- Badvel Location in Andhra Pradesh, India
- Coordinates: 14°45′N 79°03′E﻿ / ﻿14.75°N 79.05°E
- Country: India
- State: Andhra Pradesh
- District: YSR Kadapa

Area
- • Total: 60.93 km^{2} (23.53 sq mi)
- Elevation: 126 m (413 ft)

Population (2020)
- • Total: 70,626
- • Density: 1,159/km^{2} (3,002/sq mi)

Languages
- • Official: Telugu
- Time zone: UTC+5:30 (IST)
- PIN: 516227
- Vehicle registration: AP-04

= Badvel =

Badvel is a municipality in Kadapa district of the Indian state of Andhra Pradesh. Badvel Town is located in two mandals. It is the headquarters of Badvel revenue division. A major portion of the town falls under Badvel mandal and remaining portion of the town falls under Gopavaram Mandal. It falls under Badvel revenue division.

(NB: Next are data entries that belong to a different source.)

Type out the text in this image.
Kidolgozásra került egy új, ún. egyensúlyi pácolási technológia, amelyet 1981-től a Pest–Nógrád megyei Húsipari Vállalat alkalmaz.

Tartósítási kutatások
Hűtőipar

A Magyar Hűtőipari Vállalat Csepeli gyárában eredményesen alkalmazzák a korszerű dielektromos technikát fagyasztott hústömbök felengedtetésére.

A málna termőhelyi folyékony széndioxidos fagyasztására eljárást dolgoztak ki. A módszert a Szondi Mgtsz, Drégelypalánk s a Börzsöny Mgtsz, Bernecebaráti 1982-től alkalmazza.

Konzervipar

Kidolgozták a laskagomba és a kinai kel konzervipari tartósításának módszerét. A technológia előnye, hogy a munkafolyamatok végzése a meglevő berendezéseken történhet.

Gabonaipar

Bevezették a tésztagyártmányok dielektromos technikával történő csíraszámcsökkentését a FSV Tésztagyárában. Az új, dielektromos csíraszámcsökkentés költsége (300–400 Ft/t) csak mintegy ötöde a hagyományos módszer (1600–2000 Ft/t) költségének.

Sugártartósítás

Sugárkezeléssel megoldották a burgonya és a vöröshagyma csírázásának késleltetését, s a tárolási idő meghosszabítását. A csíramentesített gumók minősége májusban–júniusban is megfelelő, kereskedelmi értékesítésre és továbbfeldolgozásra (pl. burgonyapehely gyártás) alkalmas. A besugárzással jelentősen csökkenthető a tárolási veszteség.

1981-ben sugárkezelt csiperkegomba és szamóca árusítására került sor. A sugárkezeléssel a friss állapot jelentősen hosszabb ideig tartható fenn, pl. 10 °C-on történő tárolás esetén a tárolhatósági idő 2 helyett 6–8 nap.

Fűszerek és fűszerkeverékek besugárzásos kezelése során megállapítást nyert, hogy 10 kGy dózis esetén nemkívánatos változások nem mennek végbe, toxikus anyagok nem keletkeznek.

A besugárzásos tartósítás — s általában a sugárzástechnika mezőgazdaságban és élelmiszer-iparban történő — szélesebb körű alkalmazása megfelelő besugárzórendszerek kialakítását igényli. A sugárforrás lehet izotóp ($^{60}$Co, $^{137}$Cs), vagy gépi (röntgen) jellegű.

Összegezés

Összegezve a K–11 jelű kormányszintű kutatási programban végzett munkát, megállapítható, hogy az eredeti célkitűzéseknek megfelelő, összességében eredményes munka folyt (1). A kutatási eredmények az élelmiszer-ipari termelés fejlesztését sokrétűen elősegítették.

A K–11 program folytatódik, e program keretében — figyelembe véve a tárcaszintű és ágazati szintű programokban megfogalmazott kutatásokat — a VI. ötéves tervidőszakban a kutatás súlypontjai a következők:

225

Badvel is just 57 km away from Proddatur and 59 km away from Kadapa, which are major cities of Kadapa District. Badvel is the 3rd biggest town of Kadapa District followed by Kadapa and Proddutur. NH-67 passes through Badvel Town. Geographically, the town is located at the foot hills of the Eastern Ghats.

==Assembly constituency==
Badvel is an assembly constituency in Andhra Pradesh. Currently it is reserved for SC's. Present Assembly member is Dr.Dasari Sudha.

==Education==
The primary and secondary school education is imparted by government, aided and private schools, under the School Education Department and it has a Sbvr agricultural college of the state. The medium of instruction followed by different schools are English and Telugu.